JAKARTA, KOMPAS.com - Wakil Ketua Komnas HAM Pramono Ubaid Tanthowi meminta Komisi Pemilihan Umum (KPU) dan Kementerian Dalam Negeri, serius mendata pemilih dalam Pemilu 2024.
Pramono menyinggung, rezim kepemiluan di Indonesia semakin administratif, di mana hak pilih warga negara betul-betul ditentukan oleh KTP elektronik/suket, sehingga pendataan awal oleh Kemendagri dan verifikasi oleh KPU menjadi kunci.
"KPU harus lebih keras dalam pemutakhiran data pemilih kelompok rentan. KPU dan Bawaslu juga perlu berkoordinasi dengan Kemendagri terkait identitas kependudkan warga negara yang sudah punya hak pilih tetapi belum punya KTP elektronik, belum punya perekaman," ungkap Pramono dalam diskusi yang disiarkan akun YouTube Badan Strategi Kebijakan Dalam Negeri Kemendagri, dikutip Selasa (21/2/2023).
Baca juga: Wapres Minta Polri Jaga Stabilitas Keamanan dan Netralitas Jelang Pemilu 2024
"Koordinasi itu kata yang mudah diucapkan tapi sulit dipraktikkan. Saya tahu karena saya bagian dari itu dulu," imbuh eks komisioner KPU RI itu.
Pramono menjelaskan bahwa rezim kepemiluan di Indonesia pernah lebih substantif. Sebagai contoh, pada 2007-2009, Mahkamah Konstitusi berpandangan bahwa hak konstitusional warga dalam memilih tidak boleh terkendala hambatan administrasi.
Oleh sebab itu, ketika itu, MK membolehkan pemilih yang tidak masuk dalam daftar pemilih tetap bisa memilih dengan berbagai syarat, misalnya memilih di TPS sesuai alamat hingga membawa identitas selain KTP.
Namun, dalam perjalanannya, KTP menjadi alat utama bagi pemilih dapat memberikan suaranya, dengan argumen bahwa syarat administrasi itu bertujuan untuk mencegah penyelewengan hak pilih.

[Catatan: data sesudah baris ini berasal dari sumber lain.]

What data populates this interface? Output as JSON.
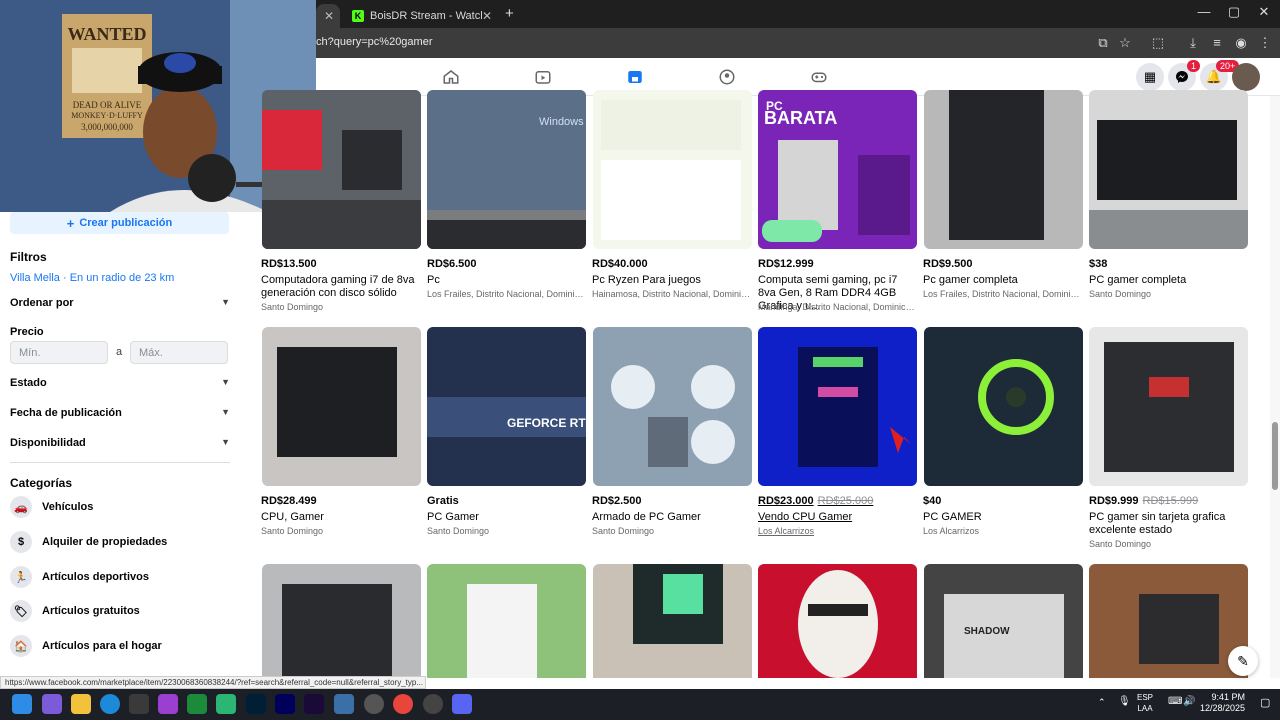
{
  "browser": {
    "tabs": [
      {
        "label": "",
        "active": true
      },
      {
        "label": "BoisDR Stream - Watch Live on",
        "active": false
      }
    ],
    "new_tab": "+",
    "url": "ch?query=pc%20gamer",
    "window_controls": [
      "—",
      "▢",
      "✕"
    ]
  },
  "fb_nav": {
    "icons": [
      "home-icon",
      "video-icon",
      "marketplace-icon",
      "groups-icon",
      "gaming-icon"
    ],
    "messenger_badge": "1",
    "notif_badge": "20+"
  },
  "sidebar": {
    "create_label": "Crear publicación",
    "create_icon": "+",
    "filters_heading": "Filtros",
    "location": "Villa Mella · En un radio de 23 km",
    "sort_label": "Ordenar por",
    "price_label": "Precio",
    "min_placeholder": "Mín.",
    "to_label": "a",
    "max_placeholder": "Máx.",
    "condition_label": "Estado",
    "date_label": "Fecha de publicación",
    "availability_label": "Disponibilidad",
    "categories_heading": "Categorías",
    "categories": [
      {
        "label": "Vehículos",
        "icon": "🚗"
      },
      {
        "label": "Alquiler de propiedades",
        "icon": "$"
      },
      {
        "label": "Artículos deportivos",
        "icon": "🏃"
      },
      {
        "label": "Artículos gratuitos",
        "icon": "🏷"
      },
      {
        "label": "Artículos para el hogar",
        "icon": "🏠"
      }
    ]
  },
  "listings": [
    {
      "price": "RD$13.500",
      "old_price": "",
      "title": "Computadora gaming i7 de 8va generación con disco sólido",
      "location": "Santo Domingo"
    },
    {
      "price": "RD$6.500",
      "old_price": "",
      "title": "Pc",
      "location": "Los Frailes, Distrito Nacional, Dominica..."
    },
    {
      "price": "RD$40.000",
      "old_price": "",
      "title": "Pc Ryzen Para juegos",
      "location": "Hainamosa, Distrito Nacional, Dominica..."
    },
    {
      "price": "RD$12.999",
      "old_price": "",
      "title": "Computa semi gaming, pc i7 8va Gen, 8 Ram DDR4 4GB Grafica y u...",
      "location": "Mandinga, Distrito Nacional, Dominican..."
    },
    {
      "price": "RD$9.500",
      "old_price": "",
      "title": "Pc gamer completa",
      "location": "Los Frailes, Distrito Nacional, Dominica..."
    },
    {
      "price": "$38",
      "old_price": "",
      "title": "PC gamer completa",
      "location": "Santo Domingo"
    },
    {
      "price": "RD$28.499",
      "old_price": "",
      "title": "CPU, Gamer",
      "location": "Santo Domingo"
    },
    {
      "price": "Gratis",
      "old_price": "",
      "title": "PC Gamer",
      "location": "Santo Domingo"
    },
    {
      "price": "RD$2.500",
      "old_price": "",
      "title": "Armado de PC Gamer",
      "location": "Santo Domingo"
    },
    {
      "price": "RD$23.000",
      "old_price": "RD$25.000",
      "title": "Vendo CPU Gamer",
      "location": "Los Alcarrizos"
    },
    {
      "price": "$40",
      "old_price": "",
      "title": "PC GAMER",
      "location": "Los Alcarrizos"
    },
    {
      "price": "RD$9.999",
      "old_price": "RD$15.999",
      "title": "PC gamer sin tarjeta grafica excelente estado",
      "location": "Santo Domingo"
    }
  ],
  "image_texts": {
    "windows": "Windows",
    "barata_pc": "PC",
    "barata": "BARATA",
    "geforce": "GEFORCE RTX",
    "shadow": "SHADOW",
    "wanted": "WANTED",
    "dead_or_alive": "DEAD OR ALIVE",
    "luffy": "MONKEY·D·LUFFY",
    "bounty": "3,000,000,000",
    "barata_specs": "I7 8TH\nRS 340\n2GB\nLGA 1151\nHDD 500GB\nDDR4 8GB\n500W"
  },
  "status_url": "https://www.facebook.com/marketplace/item/2230068360838244/?ref=search&referral_code=null&referral_story_typ...",
  "taskbar": {
    "lang_top": "ESP",
    "lang_bottom": "LAA",
    "time": "9:41 PM",
    "date": "12/28/2025"
  },
  "colors": {
    "accent": "#1877f2",
    "badge": "#e41e3f",
    "kick_green": "#53fc18"
  }
}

Baca juga: Paloh Temui AHY Besok, Bahas Penundaan Pemilu hingga Deklarasi Koalisi Perubahan
Namun yang terjadi, banyak warga negara kehilangan hak pilih karena persyaratan administrasi ini, semisal pemilih pemula, pemilih non-KTP elektronik, suku-suku dan kelompok adat tertentu, hingga pekerja migran tanpa identitas.

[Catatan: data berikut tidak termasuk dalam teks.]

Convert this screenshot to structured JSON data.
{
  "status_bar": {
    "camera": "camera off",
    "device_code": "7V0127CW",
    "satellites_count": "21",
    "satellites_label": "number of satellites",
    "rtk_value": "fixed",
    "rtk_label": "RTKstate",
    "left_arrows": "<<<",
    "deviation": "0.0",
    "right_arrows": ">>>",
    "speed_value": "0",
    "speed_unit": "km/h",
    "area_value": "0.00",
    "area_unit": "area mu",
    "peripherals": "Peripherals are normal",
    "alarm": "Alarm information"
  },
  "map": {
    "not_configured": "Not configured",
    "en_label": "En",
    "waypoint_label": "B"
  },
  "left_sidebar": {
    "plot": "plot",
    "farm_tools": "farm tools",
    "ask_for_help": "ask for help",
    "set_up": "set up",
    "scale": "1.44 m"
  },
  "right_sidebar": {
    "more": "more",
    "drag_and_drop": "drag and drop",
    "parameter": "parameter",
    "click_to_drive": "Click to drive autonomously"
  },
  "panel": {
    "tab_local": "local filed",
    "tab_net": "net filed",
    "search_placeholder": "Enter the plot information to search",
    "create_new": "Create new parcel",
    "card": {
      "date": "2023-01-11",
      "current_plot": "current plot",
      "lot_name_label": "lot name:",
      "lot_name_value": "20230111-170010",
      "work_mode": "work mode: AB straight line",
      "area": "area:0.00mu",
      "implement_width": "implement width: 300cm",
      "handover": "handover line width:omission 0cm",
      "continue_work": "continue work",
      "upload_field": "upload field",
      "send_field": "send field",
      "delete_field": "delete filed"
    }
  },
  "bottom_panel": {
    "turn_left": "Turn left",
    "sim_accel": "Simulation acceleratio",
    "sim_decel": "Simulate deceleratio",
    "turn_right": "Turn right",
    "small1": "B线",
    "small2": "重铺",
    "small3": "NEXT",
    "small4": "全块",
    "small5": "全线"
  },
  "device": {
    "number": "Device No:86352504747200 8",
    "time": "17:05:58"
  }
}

"Jumlah pekerja migran Indonesia diperkirakan berjumlah 9 juta. Namun, data pemilih di luar negari hanya sekitar 2 juta," ujar Pramono memberi contoh.

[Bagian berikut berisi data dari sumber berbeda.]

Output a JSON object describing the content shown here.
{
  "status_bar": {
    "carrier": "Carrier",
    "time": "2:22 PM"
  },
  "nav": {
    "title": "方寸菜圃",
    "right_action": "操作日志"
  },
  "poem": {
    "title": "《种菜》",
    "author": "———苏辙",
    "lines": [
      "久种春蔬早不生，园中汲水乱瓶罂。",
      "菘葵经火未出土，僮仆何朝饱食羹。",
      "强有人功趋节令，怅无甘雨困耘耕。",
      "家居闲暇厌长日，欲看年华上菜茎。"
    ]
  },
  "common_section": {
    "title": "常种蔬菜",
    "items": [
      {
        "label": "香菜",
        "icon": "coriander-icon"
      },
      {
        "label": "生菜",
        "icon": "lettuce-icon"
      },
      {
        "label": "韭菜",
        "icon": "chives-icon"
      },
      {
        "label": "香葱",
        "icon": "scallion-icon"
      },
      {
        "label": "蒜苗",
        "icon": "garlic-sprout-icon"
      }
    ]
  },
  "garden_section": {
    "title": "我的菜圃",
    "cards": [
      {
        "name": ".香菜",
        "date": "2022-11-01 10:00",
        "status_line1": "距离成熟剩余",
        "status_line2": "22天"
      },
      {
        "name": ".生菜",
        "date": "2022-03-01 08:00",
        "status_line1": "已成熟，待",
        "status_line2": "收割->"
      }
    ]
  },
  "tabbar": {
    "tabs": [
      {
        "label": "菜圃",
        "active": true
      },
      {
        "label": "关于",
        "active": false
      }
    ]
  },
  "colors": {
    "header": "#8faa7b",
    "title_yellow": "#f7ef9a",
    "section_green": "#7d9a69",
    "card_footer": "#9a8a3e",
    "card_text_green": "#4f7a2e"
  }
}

Ia juga mengungkapkan potensi hilangnya hak pilih bagi suku tertentu yang masih melarang foto diri.
Contoh lain adalah pemungutan suara ulang (PSU) pada Pilkada 2020 di Jambi dan Labuhanbatu.
"Di Pilgub Jambi dilakukan PSU di 88 TPS karena pemilih non-KTP elektronik dinyatakan oleh MK tidak berhak memilih. Itu besar sekali," kata Pramono.
Baca juga: PKB Ungkap Masih Ada Pihak yang Ingin Menunda Pemilu
"Lalu PSU jilid II di 2 TPS Labuhanbatu tahun 2020 juga, itu pemilih non-KTP lalu menggunakan kartu keluarga oleh MK dinyatakan tidak sah," ungkapnya.
Berdasarkan Undang-undang Nomor 7 Tahun 2017 tentang Pemilu, mekanisme penyusunan daftar pemilih dilakukan secara de jure.
Itu artinya, pendekatan untuk memverifikasi pemilih dilakukan berdasarkan KTP elektronik.
Sementara itu, KPU dalam hal penyusunan daftar pemilih bertindak sebagai pengguna data dari Daftar Penduduk Potensial Pemilih (DP4) yang diserahkan Direktorat Jenderal Kependudukan dan Pencatatan Sipil Kemendagri.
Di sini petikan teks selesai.